Am Landgericht Ingolstadt sind heuer zahlreiche Aufsehen erregende Verfahren zu erwarten
(ty) Am Landgericht Ingolstadt stehen in diesem Jahre einige Aufsehen erregende Verfahren an. Zahlreiche Gewaltverbrechen hatten die Schanz im vergangenen Jahr bundesweit in die Schlagzeilen gebracht. In einem der Fälle, der Geiselnahme im Ingolstädter Rathaus, ist, wie uns der Leitende Oberstaatsanwalt Helmut Walter bestätigte, jetzt Anklage erhoben worden. Wegen Geiselnahme in vier Fällen. Und auf Geiselnahme steht Haftstrafe nicht unter fünf Jahren. Der Geiselnehmer selbst schweigt weiterhin zu den Vorwürfen. Der 24-Jährige sitzt nach wie vor in Untersuchungshaft.
Er hatte am 19. August im Alten Rathaus von Ingolstadt für Angst und Schrecken gesorgt, als er mehrere Geiseln neun Stunden lang in seiner Gewalt hatte. Unter anderem eine Rathaus-Angestellte, die er als Stalker schon seit Längerem im Visier hatte, und den Dritten Bürgermeister Sepp Mißlbeck (FW). Der Geiselnehmer, der am Tatmorgen trotz Hausverbots das Rathaus betreten hatte, war mit einem größeren Messer bewaffnet – vor allem aber hatte er ein täuschend echtes Imitat einer Pistole (Walther P99) bei sich.
Zuletzt waren es noch zwei Geiseln, die im zweiten Stock des Alten Rathauses von dem 24-Jährigen festgehalten wurden: die Sekretärin von Mißlbeck – sie war das eigentliche Ziel des Geiselnehmers – und der bei der Stadtverwaltung zuständige Beamte für das Beschwerde-Management. Mißlbeck war gegen 14 Uhr vom Geiselnehmer in die Freiheit entlassen worden. Zum einen, weil der Täter Zigaretten, Tabletten und Essen bekam. Zum anderen wollte er, dass Mißlbeck zu OB Alfred Lehmann (CSU) geht, um einen ihn entlastenden Brief zu schreiben. Die Forderung des Geiselnehmers lautete wohl, dass ein gegen ihn verhängtes Hausverbot für die Rathäuser der Stadt aufgehoben wird.
Eines der Opfer der Geiselnahme: Bürgermeister Sepp Mißlbeck (FW).
Gegen 17.30 Uhr beendete dann ein SEK-Zugriff das Geiseldrama. Die beiden verbliebenen Geiseln, der 37-Jährige und die 25-Jährige, konnten unverletzt befreit werden. Der Täter wurde durch gezielte Schüsse in Schulter und Bein außer Gefecht gesetzt, aber nicht lebensgefährlich verletzt.

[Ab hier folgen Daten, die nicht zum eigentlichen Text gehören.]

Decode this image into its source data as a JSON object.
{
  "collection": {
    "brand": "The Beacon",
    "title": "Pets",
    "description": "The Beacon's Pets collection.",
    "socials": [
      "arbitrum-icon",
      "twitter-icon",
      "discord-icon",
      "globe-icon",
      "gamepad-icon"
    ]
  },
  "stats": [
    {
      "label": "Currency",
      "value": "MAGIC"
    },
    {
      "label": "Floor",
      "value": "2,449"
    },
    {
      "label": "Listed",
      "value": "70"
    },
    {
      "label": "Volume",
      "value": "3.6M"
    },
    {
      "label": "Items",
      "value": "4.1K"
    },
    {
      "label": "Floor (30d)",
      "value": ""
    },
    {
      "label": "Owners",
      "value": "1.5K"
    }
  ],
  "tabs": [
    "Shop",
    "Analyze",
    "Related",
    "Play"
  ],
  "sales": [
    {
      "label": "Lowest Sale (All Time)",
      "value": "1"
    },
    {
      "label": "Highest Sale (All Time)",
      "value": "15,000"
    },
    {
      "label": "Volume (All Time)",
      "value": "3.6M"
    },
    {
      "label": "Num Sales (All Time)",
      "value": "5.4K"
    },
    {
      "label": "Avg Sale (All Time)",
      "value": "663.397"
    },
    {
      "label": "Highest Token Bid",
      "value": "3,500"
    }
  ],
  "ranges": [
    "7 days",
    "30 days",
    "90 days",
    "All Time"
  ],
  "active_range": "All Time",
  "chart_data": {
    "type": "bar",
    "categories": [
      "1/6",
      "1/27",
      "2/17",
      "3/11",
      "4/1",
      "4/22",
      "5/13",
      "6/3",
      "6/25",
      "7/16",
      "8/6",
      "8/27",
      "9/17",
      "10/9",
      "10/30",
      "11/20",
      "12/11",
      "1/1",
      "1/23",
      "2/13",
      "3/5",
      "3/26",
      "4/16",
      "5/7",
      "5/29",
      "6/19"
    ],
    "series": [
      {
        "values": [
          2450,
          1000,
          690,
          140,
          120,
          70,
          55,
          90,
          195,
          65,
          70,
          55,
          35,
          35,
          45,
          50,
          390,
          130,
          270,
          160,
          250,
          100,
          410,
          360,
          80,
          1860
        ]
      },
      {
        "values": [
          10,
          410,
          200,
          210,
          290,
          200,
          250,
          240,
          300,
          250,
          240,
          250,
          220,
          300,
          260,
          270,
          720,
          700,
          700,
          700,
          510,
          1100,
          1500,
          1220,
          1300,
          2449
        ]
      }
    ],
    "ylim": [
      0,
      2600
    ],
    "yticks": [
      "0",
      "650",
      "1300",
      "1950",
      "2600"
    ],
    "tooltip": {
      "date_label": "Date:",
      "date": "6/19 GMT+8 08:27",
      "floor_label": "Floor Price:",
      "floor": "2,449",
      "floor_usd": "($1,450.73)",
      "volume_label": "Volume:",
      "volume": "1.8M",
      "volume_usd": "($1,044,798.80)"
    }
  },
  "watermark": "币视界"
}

Der 24-Jährige, der psychisch krank und vorbestraft ist, sitzt seither in Untersuchungshaft. Er habe zwar gegenüber den Ermittlern teilweise Angaben gemacht, ein Geständnis hat er allerdings bislang nicht abgelegt. Im Wesentlichen schweigt er sich weiterhin zu den konkreten Vorwürfen aus.
Der junge Mann, der sich auch in psychiatrischer Behandlung befand, stand im Juli 2013 vor Gericht – wegen Stalkings, Beleidigung, Körperverletzung und Bedrohung. Zudem hat er ein langes Vorstrafenregister, das auf Gewaltbereitschaft schließen lässt. Dennoch hatte das Gericht im Juli die von der Staatsanwaltschaft geforderte Unterbringung in einer psychiatrischen Anstalt abgelehnt. „Leider hat das Gericht damals nicht erkannt, dass von diesem Mann eine ganz erhebliche Gefahr für die Öffentlichkeit ausgeht“, sagte der bayerische Innenminister Joachim Herrmann dazu.

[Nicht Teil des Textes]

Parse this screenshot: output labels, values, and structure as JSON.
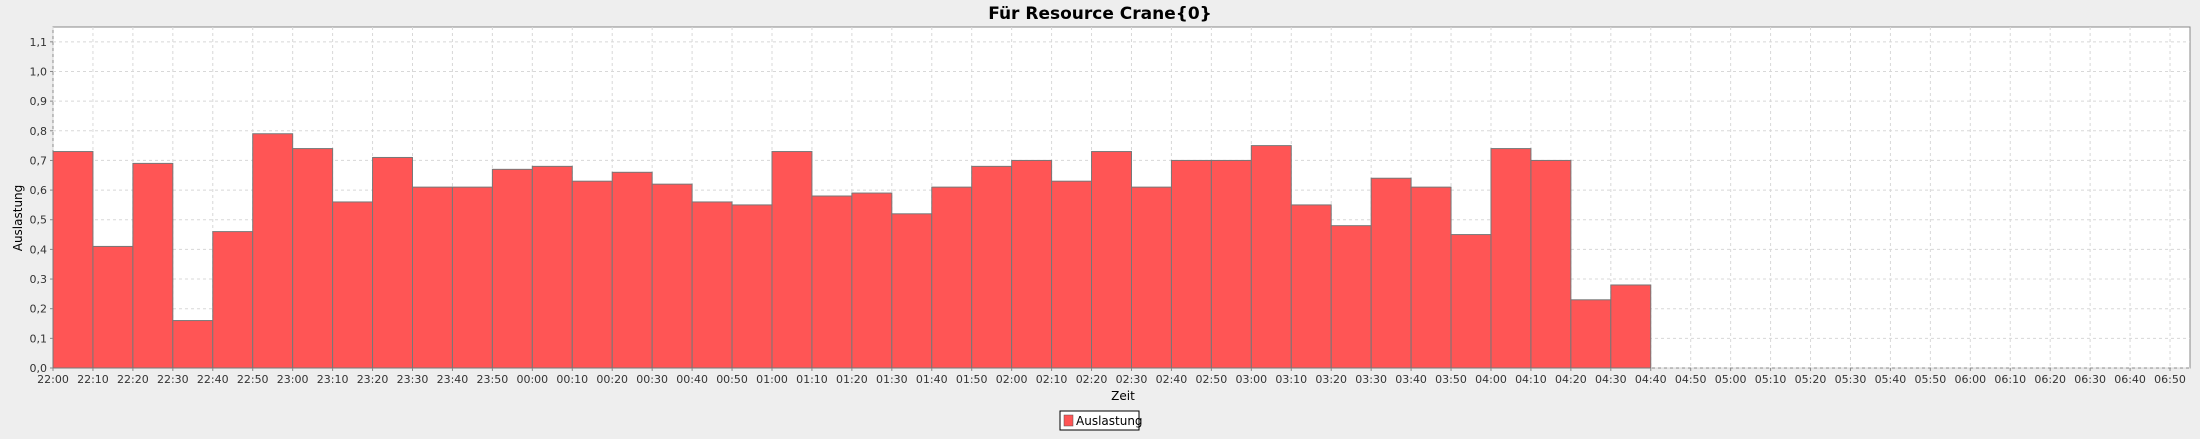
{
  "chart_data": {
    "type": "bar",
    "title": "Für Resource Crane{0}",
    "xlabel": "Zeit",
    "ylabel": "Auslastung",
    "ylim": [
      0,
      1.15
    ],
    "yticks": [
      "0,0",
      "0,1",
      "0,2",
      "0,3",
      "0,4",
      "0,5",
      "0,6",
      "0,7",
      "0,8",
      "0,9",
      "1,0",
      "1,1"
    ],
    "x_start": "22:00",
    "x_end": "06:55",
    "x_tick_labels": [
      "22:00",
      "22:10",
      "22:20",
      "22:30",
      "22:40",
      "22:50",
      "23:00",
      "23:10",
      "23:20",
      "23:30",
      "23:40",
      "23:50",
      "00:00",
      "00:10",
      "00:20",
      "00:30",
      "00:40",
      "00:50",
      "01:00",
      "01:10",
      "01:20",
      "01:30",
      "01:40",
      "01:50",
      "02:00",
      "02:10",
      "02:20",
      "02:30",
      "02:40",
      "02:50",
      "03:00",
      "03:10",
      "03:20",
      "03:30",
      "03:40",
      "03:50",
      "04:00",
      "04:10",
      "04:20",
      "04:30",
      "04:40",
      "04:50",
      "05:00",
      "05:10",
      "05:20",
      "05:30",
      "05:40",
      "05:50",
      "06:00",
      "06:10",
      "06:20",
      "06:30",
      "06:40",
      "06:50"
    ],
    "series": [
      {
        "name": "Auslastung",
        "color": "#ff5555",
        "categories": [
          "22:00",
          "22:10",
          "22:20",
          "22:30",
          "22:40",
          "22:50",
          "23:00",
          "23:10",
          "23:20",
          "23:30",
          "23:40",
          "23:50",
          "00:00",
          "00:10",
          "00:20",
          "00:30",
          "00:40",
          "00:50",
          "01:00",
          "01:10",
          "01:20",
          "01:30",
          "01:40",
          "01:50",
          "02:00",
          "02:10",
          "02:20",
          "02:30",
          "02:40",
          "02:50",
          "03:00",
          "03:10",
          "03:20",
          "03:30",
          "03:40",
          "03:50",
          "04:00",
          "04:10",
          "04:20",
          "04:30"
        ],
        "values": [
          0.73,
          0.41,
          0.69,
          0.16,
          0.46,
          0.79,
          0.74,
          0.56,
          0.71,
          0.61,
          0.61,
          0.67,
          0.68,
          0.63,
          0.66,
          0.62,
          0.56,
          0.55,
          0.73,
          0.58,
          0.59,
          0.52,
          0.61,
          0.68,
          0.7,
          0.63,
          0.73,
          0.61,
          0.7,
          0.7,
          0.75,
          0.55,
          0.48,
          0.64,
          0.61,
          0.45,
          0.74,
          0.7,
          0.23,
          0.28
        ]
      }
    ],
    "grid": true,
    "legend": "bottom-center"
  }
}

„Der Geiselnehmer ist für uns kein Unbekannter“, erklärte auch Oberstaatsanwalt Helmut Walter. Er betonte ausdrücklich, dass er schon damals er Meinung gewesen war, dieser Mann sei ein Fall für eine Unterbringung. Das Gericht indes habe befunden, dass von diesem 24-Jährigen keine schwerwiegende Straftat mehr zu erwarten sei – und verurteilte ihn auf ein Jahr und acht Monate auf Bewährung. Die Unterbringung wurde abgelehnt. Ein dramatischer Fehler, wie sich herausstellen sollte.
Der 24-Jährige hatte Hausverbot im Rathaus, das in der Woche vor der Geiselnahme auf alle Ingolstädter Rathäuser ausgedehnt worden war. Der Grund: Der Mann hatte immer wieder auch andere Mitarbeiter bedroht und Mitarbeiterinnen des Rathauses sexuell belästigt.